My short story “Hot Spot” is published in the New Yorker Summer Fiction Flash Series. It’s part of my forthcoming collection, Day Care.
"Lange's prose is smart and surprising, invigoratingly icy and delicious."
—Joy Williams, author of Concerning the Future of Souls
"Read more than a couple of these slippery gems, and you run the risk of calling up friends and even strangers and saying, Hey, don't hang up—listen to this...!"
—Ed Park, Pulitzer Prize Finalist for Same Bed, Different Dreams
"In these stories that are insightful, deliciously weird, and often laugh-out-loud funny, Lange reminds us that life, real life, is a kind of delirium. Day Care has made me greedy; now I want to see more of the world, more of our beautiful batshit existence, through Nora Lange's lens."
—Maggie Smith, bestselling author of You Could Make This Place Beautiful
"Lange is unwilling, uninterested, and unsympathetic to storytelling that traffics in the maudlin, mundane, or murky. The stories of Day Care are brutal, hilarious, and relentless; they are pedal to the metal, which is to say: divine and not a little bit insane.”
—Hannah Pittard, author of If You Love It, Let It Kill You
From award-winning author Nora Lange comes a ransacking of the house of motherhood and matrimony.
Nora Lange’s debut novel, Us Fools, was praised as the “Great American Novel” by Molly Young in The New York Times, and “a razor-sharp critique of American capitalism” by Michael Schaub at NPR. Now, she turns her eye toward the daily exercise of getting by.

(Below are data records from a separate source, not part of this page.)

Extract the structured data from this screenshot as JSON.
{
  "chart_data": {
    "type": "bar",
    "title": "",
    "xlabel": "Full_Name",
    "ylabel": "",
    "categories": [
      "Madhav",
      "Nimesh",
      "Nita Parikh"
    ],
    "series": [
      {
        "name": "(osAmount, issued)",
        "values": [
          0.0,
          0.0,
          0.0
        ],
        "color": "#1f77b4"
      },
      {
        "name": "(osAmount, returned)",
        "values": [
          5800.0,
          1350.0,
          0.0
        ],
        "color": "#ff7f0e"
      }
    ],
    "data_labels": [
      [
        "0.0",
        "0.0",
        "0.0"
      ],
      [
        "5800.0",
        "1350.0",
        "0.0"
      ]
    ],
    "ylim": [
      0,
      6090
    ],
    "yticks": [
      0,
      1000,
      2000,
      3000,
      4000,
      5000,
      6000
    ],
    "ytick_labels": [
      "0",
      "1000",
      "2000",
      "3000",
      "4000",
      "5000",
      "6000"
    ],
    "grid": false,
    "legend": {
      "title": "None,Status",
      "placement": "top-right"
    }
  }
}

In “Heart Beats,” Carol and David arrive late to a Boston dinner party for a night of “messy socializing” with other couples, including a former cult-leader turned financial-advisor and a woman who learned of a “kinky sort of game” while riding public transit, details that she will reveal after the peach crumble. In “Island of Phaetons,” an expatriate living in Istanbul is called away from her daily life with “the husband” and “the friend who wanted more than friendship” to visit her mother, who notoriously makes bad decisions, and who has just arrived in Greece “with news” for her daughter, a tantalizing invitation that has her daughter immediately on a plane. In “Dog Star,” two figurines live out their dreams before succumbing to the truth that they have been assembled inside of a snow globe and will never go anywhere. In the title story, a new mother in Los Angeles navigates a job, a long-distance relationship with her husband, and her visiting mother, while hoping to find relief in daytime app sex.
These stories of lust, estrangement, and self-preservation are at once hilarious and savage. Day Care is a biting reflection on economic precarity, love, and peeing your pants.